Philadelphia Eagles defensive coordinator Jim Schwartz admits that all of the cornerbacks on the roster have shown “something.”
But a lack of consistency from those corners has the Eagles potentially looking for solutions at the position.
I think all those guys are showing something. I don’t know that anybody is consistent enough where we don’t look at anybody else. I said the same thing coming into camp or maybe back in OTAs that it would be nice to have solid guys or solid starters in those positions, but we’re still in the middle of a competition. Everybody is striving to be consistent. I think not only against our offense, particularly against some of the guys like [WRs] Alshon [Jeffery] and Torrey [Smith] that are established NFL players and we can watch them against those … All those guys have shown up somewhere. Everybody on our 90-man roster has shown up somewhere, but being consistent and winning match-ups consistently, we’re still a work in progress there. I don’t think that’s any secret.
Thursday’s preseason opener against the Green Bay Packers will give the Birds their first exhibition game to evaluate those corners. Expect a lot of man-to-man coverage.

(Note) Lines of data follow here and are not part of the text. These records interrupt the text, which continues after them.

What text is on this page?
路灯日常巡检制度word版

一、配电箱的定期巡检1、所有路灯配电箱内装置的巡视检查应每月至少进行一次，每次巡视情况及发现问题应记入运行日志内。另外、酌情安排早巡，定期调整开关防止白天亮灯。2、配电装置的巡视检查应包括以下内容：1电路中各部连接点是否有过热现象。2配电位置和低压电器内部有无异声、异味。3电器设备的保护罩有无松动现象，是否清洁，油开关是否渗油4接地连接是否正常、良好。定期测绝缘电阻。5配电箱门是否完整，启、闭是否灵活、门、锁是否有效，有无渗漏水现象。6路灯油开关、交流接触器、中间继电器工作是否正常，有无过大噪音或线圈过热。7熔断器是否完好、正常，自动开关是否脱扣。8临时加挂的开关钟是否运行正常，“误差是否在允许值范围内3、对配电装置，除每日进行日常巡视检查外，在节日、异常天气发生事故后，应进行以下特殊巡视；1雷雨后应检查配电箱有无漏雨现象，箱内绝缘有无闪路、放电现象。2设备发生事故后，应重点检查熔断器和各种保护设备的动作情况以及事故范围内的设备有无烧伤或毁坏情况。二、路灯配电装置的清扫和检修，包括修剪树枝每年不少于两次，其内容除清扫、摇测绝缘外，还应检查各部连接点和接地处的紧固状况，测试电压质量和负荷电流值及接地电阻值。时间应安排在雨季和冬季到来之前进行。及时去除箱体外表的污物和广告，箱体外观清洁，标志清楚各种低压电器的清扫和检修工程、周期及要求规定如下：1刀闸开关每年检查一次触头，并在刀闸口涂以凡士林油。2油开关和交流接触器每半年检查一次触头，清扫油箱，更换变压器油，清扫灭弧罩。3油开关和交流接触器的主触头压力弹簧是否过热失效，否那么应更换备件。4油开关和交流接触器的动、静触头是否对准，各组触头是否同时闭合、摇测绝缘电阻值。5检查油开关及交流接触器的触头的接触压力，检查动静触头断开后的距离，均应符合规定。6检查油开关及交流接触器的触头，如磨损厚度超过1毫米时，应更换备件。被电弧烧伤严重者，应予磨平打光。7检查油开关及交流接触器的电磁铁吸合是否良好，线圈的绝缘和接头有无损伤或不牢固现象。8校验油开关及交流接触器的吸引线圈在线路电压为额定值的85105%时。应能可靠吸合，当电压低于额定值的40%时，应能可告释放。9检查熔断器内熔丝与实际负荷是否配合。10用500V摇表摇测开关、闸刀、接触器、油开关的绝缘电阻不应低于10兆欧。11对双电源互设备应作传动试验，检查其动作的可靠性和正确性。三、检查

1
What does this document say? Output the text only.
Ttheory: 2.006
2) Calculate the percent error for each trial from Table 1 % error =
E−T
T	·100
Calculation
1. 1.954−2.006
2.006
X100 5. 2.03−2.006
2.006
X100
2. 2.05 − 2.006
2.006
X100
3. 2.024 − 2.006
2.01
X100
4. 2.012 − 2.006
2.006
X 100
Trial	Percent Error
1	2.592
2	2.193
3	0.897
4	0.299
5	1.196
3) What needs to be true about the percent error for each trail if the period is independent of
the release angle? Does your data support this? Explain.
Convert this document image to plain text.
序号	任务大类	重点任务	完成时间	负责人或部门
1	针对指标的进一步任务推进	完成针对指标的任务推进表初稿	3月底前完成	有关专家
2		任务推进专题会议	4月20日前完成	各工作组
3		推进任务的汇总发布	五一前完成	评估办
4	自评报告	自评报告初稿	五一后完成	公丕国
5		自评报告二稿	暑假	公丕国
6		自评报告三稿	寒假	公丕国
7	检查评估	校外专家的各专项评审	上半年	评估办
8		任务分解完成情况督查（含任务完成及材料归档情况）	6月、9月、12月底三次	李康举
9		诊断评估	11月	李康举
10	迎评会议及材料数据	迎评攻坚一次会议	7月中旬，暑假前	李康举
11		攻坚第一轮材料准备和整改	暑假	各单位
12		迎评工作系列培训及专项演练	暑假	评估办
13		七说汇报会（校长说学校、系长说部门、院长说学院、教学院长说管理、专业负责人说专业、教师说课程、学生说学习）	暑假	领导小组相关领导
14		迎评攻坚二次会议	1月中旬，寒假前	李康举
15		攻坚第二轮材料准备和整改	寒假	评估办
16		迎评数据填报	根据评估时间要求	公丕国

A lot of times you go into preseason games, and you’re there to evaluate players, and we had a couple times last year where we played man-to-man just about every snap just to see those guys. You call a preseason game a lot different than you call a regular-season game because you want to see players compete. You want to see players win. If you blitz and you sack the quarterback, I mean, it’s good, but would you rather see four-man pass rushes at quarterback, would you rather play cover two and not know if a corner can play or play cover one, even in situations that maybe you wouldn’t play.
There’s a plethora of cornerbacks in the mix and in today’s NFL, a nickel defense is essentially your base, so you need a trio of capable corners. The Eagles might possibly have two in second-year corner Jalen Mills and slot corner Ron Brooks, who showed encouraging play prior to his ruptured quad injury, but who will be the third? The candidates are free-agent acquisition, who hasn’t looked promising, undrafted second-year corner C.J. Smith, former CFL standout Aaron Grymes, third-round rookie Rasul Douglas, late signee Corey Graham or somebody else?
Here was some good footage from our pal EROCK of the cornerbacks competing during the Eagles’ open practice on Sunday.
What’s working for youngsters Mills and Smith and even Grymes is their second year in the scheme and that experience makes a difference, particularly for Smith.
It has slowed down for him a little bit compared to last year at this time. Last year at this time his head was swimming. He was coming from North Dakota State and everything was new to him. Now he’s been able to work more on technique. He’s been able to win match-ups and things like that. He’s an improved player from year one to year two, and I think that’s the sign that he’s on the right track. All rookies, all players are inconsistent, particularly young players, but he’s been very assignment sound, and when you can do that, then you can start working on the other things.
Douglas, meanwhile, is in his first year in the scheme.
Inconsistent. I’m sure he would tell you the same way. He’s not only trying to learn all the nuances of the scheme, he’s trying to be consistent with technique. Sometimes I think it feels like every time he gets like a finger in the dyke, so to speak, another leak pops somewhere else, and that’s what happens with rookies … It’s got to get to the point where you know the scheme so well that now the game slows down for you. I think it’s a well-used idiom or whatever it is, but there’s a reason for it, and because the game does slow down for guys. Rasul is not there yet.
Robinson is also in his first year in the scheme, but he’s 29. What’s going on with him?
I just think the thing is when you have players like that, and Patrick has some good experience in the NFL, he has high standards for himself, and what. I don’t want to say what might be expected from a younger player, but you get a younger player like those guys we were talking about, and you know there’s going to be some ups and downs, and it just shows you the standard he’s holding himself to. He doesn’t want those ups and downs. Everybody is going to have a tough day somewhere along the line. The competitors, the guys you can rely on, the guys that come back and correct those things. I like what I’ve seen in Patrick that way. Put it the other way, [what if] he has a really bad day, and it just – water goes off his back. I don’t know what the analogy is. But I’d be more concerned about that than a guy that takes it personal and has a lot of pride.
A lot of work will be ahead in the evaluation process of all the cornerbacks. It heats up Thursday night.